ここまで来るともう、空腹も空腹に感じられなくなってきた。
なんだか、何もかもが面倒臭い。
もともと深雪はアウトドア派だ。
だからきっと、部屋に閉じ籠る生活に飽きてしまったのだろう。
何か趣味を持てばいいのだろうが、生憎興味をそそられるものは見つけられていない。
更に間が悪い事に、公一は今日、何かの集まりがあるらしく帰りが遅い。
昨夜、何やら説明していたが、あいにくその時はテレビドラマに夢中になっていたため、あまり聞いていなかった。

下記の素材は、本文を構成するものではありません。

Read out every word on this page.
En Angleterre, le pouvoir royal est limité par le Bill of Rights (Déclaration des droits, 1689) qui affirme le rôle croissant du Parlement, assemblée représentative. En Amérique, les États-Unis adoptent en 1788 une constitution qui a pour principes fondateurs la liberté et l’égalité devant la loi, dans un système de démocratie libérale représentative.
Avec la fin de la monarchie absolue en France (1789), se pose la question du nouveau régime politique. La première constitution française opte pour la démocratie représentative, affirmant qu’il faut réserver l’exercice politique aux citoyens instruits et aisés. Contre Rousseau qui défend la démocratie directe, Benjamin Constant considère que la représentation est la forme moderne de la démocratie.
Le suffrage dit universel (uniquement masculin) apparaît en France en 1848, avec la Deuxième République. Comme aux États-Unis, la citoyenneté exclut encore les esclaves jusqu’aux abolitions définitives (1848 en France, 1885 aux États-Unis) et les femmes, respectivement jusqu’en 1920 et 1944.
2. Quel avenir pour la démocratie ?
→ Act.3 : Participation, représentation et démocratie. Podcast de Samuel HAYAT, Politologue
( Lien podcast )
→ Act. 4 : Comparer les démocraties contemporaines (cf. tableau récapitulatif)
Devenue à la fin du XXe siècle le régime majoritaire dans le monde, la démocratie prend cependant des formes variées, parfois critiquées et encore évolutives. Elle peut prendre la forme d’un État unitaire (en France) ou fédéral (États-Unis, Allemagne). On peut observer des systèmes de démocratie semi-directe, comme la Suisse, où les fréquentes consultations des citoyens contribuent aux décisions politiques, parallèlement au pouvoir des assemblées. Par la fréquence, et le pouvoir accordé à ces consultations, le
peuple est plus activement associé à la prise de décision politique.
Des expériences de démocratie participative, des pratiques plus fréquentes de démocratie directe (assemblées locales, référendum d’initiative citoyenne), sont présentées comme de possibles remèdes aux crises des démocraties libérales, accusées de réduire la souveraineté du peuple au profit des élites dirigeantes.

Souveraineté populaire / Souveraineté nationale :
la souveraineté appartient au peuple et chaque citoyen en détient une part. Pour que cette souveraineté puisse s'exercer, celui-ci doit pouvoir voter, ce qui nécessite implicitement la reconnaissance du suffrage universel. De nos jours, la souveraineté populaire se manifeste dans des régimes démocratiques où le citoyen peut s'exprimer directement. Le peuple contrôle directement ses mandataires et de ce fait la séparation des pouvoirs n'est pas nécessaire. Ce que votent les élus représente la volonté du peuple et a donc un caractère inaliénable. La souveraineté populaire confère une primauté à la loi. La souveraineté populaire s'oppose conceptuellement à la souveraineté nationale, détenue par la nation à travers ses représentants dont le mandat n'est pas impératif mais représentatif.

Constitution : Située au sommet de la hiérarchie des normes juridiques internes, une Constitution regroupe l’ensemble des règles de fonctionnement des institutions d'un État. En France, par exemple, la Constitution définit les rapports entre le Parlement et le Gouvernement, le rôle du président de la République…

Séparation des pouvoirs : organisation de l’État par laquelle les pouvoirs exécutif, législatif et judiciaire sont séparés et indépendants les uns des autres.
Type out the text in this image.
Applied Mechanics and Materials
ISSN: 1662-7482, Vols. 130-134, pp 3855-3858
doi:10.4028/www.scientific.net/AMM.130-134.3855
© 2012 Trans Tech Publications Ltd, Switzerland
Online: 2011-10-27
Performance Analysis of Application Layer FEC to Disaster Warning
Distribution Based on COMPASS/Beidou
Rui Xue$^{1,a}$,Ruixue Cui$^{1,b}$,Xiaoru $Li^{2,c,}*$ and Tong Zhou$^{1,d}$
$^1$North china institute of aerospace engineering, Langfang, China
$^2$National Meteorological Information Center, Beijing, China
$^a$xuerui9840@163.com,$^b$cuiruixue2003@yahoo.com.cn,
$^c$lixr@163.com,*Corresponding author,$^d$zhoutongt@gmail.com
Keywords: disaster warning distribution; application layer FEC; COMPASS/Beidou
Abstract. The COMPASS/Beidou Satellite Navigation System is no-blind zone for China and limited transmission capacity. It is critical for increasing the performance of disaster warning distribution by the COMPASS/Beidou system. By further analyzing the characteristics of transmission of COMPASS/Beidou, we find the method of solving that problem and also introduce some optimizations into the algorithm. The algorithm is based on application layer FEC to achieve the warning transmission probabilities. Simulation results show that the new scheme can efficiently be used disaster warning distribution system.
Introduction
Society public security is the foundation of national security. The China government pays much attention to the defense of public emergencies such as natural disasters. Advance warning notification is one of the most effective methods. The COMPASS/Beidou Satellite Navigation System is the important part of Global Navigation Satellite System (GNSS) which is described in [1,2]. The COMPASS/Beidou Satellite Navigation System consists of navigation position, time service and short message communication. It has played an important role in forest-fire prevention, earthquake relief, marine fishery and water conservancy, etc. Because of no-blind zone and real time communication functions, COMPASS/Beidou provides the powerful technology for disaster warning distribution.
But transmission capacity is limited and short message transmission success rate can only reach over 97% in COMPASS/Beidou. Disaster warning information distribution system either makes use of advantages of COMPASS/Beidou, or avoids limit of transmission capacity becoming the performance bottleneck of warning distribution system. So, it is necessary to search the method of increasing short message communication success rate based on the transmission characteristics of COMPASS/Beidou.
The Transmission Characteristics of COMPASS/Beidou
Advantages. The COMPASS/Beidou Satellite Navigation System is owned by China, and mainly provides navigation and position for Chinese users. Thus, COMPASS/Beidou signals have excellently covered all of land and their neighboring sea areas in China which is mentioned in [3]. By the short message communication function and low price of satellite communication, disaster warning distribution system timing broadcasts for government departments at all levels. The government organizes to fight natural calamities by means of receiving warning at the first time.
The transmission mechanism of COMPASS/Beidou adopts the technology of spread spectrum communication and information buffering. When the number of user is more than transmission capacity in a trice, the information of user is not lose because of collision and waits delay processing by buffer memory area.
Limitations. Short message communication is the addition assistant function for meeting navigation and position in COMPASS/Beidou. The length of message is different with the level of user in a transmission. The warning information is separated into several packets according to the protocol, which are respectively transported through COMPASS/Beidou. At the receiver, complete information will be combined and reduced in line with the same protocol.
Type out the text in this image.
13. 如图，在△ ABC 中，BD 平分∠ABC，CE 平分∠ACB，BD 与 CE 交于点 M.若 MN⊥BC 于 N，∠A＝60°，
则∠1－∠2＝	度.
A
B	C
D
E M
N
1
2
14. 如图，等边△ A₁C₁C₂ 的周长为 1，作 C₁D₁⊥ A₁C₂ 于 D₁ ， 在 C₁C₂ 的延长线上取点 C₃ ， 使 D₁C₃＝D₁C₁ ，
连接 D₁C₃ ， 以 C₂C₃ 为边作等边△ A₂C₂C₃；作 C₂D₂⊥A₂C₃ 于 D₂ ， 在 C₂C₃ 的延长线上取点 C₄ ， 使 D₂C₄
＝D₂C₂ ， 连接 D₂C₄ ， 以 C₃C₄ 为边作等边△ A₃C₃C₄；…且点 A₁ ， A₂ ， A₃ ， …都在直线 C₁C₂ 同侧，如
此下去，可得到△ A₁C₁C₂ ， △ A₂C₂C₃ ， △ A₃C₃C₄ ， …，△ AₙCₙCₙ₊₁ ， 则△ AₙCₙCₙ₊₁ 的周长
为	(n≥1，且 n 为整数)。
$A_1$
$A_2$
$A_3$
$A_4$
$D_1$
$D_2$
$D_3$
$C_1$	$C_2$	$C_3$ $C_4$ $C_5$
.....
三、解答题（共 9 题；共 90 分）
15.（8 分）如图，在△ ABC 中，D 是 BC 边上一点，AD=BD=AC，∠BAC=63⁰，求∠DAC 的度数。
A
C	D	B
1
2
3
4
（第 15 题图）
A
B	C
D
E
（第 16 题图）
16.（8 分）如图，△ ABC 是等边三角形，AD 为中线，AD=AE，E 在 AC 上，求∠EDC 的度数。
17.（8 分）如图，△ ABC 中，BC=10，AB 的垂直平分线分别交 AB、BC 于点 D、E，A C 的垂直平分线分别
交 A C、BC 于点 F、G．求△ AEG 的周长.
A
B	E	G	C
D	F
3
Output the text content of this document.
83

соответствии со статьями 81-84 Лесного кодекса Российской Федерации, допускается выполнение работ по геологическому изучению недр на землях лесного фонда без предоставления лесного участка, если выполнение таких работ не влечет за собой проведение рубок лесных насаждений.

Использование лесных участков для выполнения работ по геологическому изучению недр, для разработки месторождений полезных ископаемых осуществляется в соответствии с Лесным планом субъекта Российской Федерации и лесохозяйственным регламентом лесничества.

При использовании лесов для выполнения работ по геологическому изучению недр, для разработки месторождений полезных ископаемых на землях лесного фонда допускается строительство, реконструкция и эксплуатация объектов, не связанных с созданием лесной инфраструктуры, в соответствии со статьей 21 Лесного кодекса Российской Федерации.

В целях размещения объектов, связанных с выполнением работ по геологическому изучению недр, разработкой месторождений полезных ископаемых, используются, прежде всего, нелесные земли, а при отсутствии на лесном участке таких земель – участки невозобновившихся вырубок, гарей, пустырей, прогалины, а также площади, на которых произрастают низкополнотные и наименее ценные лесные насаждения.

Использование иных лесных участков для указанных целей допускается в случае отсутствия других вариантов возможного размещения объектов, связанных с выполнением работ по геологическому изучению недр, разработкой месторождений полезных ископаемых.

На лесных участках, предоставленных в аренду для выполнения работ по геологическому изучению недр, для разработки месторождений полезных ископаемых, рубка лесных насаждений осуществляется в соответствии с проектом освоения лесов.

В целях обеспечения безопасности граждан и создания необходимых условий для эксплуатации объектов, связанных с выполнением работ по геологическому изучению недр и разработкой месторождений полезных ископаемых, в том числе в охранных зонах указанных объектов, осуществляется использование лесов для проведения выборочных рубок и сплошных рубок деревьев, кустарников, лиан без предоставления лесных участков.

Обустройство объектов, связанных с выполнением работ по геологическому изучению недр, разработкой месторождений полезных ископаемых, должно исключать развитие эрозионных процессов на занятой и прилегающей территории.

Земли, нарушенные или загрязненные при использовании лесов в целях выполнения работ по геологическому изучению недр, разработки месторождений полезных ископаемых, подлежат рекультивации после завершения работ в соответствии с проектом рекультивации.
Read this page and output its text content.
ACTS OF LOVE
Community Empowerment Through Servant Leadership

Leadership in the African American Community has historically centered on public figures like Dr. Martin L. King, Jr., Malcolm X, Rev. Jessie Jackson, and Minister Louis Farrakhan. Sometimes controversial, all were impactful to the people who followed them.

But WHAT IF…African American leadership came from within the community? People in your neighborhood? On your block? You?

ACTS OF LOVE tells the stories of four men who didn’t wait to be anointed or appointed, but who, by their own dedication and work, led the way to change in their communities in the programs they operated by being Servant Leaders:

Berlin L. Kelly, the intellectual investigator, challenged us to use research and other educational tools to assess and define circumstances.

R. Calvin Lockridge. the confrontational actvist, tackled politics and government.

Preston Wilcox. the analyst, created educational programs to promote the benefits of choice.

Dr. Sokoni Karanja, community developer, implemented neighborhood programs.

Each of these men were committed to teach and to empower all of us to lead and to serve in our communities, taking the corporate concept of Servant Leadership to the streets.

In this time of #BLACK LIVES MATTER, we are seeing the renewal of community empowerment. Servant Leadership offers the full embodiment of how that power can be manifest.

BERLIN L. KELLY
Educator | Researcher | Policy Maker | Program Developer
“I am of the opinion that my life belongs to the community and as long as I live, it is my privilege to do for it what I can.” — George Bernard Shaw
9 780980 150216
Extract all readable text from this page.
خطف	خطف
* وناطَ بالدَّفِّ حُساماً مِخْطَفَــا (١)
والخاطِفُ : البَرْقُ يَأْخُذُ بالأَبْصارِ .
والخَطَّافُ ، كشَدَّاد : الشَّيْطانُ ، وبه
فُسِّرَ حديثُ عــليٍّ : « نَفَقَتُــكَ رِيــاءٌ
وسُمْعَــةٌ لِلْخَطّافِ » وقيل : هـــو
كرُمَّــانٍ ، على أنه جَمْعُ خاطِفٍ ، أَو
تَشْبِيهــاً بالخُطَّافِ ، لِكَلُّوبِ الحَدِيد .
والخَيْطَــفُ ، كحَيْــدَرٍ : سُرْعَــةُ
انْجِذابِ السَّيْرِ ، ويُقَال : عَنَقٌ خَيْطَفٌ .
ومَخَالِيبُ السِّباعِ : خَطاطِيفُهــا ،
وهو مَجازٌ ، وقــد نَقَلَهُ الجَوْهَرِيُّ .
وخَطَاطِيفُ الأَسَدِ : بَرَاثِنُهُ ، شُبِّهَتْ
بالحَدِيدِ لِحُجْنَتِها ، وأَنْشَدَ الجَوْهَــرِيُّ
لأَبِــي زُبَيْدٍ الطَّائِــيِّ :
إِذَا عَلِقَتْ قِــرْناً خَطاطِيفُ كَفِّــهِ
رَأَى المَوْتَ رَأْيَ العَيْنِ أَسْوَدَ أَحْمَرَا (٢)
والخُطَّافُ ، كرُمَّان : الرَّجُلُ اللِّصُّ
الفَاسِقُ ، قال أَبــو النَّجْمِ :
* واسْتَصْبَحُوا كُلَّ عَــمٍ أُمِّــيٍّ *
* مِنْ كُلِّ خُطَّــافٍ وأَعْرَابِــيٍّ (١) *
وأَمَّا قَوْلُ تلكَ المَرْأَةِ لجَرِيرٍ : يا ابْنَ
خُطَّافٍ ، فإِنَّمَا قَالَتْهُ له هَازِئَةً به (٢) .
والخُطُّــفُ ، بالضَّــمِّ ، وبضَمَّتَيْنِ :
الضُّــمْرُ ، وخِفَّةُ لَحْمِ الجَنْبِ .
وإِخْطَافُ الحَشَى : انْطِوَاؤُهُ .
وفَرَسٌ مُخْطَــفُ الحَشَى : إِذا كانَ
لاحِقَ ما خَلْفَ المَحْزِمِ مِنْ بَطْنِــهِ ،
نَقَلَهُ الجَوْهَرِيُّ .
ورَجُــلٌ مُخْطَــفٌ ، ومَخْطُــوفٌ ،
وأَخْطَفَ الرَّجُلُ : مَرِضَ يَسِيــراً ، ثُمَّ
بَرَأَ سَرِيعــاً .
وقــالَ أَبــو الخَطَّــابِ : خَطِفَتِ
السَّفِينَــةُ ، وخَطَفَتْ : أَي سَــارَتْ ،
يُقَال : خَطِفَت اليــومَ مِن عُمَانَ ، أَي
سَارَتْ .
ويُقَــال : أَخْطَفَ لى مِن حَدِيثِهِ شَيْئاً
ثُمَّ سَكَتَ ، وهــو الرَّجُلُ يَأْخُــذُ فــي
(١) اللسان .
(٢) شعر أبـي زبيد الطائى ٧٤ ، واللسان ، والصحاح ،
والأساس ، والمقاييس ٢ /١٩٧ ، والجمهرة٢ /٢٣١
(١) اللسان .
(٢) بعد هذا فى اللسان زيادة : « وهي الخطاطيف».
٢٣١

辛うじて、帰りが遅くなると言っていた事は記憶に残っている。
具体的に何時頃になるのかはわからないが、あと軽く8時間位は確実に1人きりなのだ。
「本当に暇だわ」
このまま寝ていても仕方ない。
取り敢えず起き上がり、テーブルに放置していたスマートフォンを手に取る。
案の定、誰からも連絡はない。当然、着信も。
深雪には連絡を取り合うような友人がいない。
強いて言えば前の職場の同僚だった瑞穂などがいるが、仕事を辞めた深雪にくる連絡などない。
つまり自分には、公一しかいないのだ。
なんとなくそれに腹が立ち、公一にメッセージを送る事にした。
『死にそう』
それだけを入力して送り、またうつ伏せになる。
すると案外早く返信があった。
いや──メッセージではない。
電話だ。
「もしもし?」
『今のなんだよ!?』
公一の慌てた声が聞こえてきた。
なんだか可笑しくなり、笑みを漏らす。
「深い意味はないわ。暇で」
そう言うと、少し間が空き『なんだよ』と不満そうな声が返ってきた。
『いきなり死にそうなんて来たから、何があったのかと思っただろ。それに、死ぬなんて軽々しく使うなよ』
「ごめんなさい」
公一の口から、そんな言葉が出るなんて。
またちょっと可笑しく感じた。
公一は数年前まで、当たり前の様に『死ね』や『殺す』などと使っていたのだから。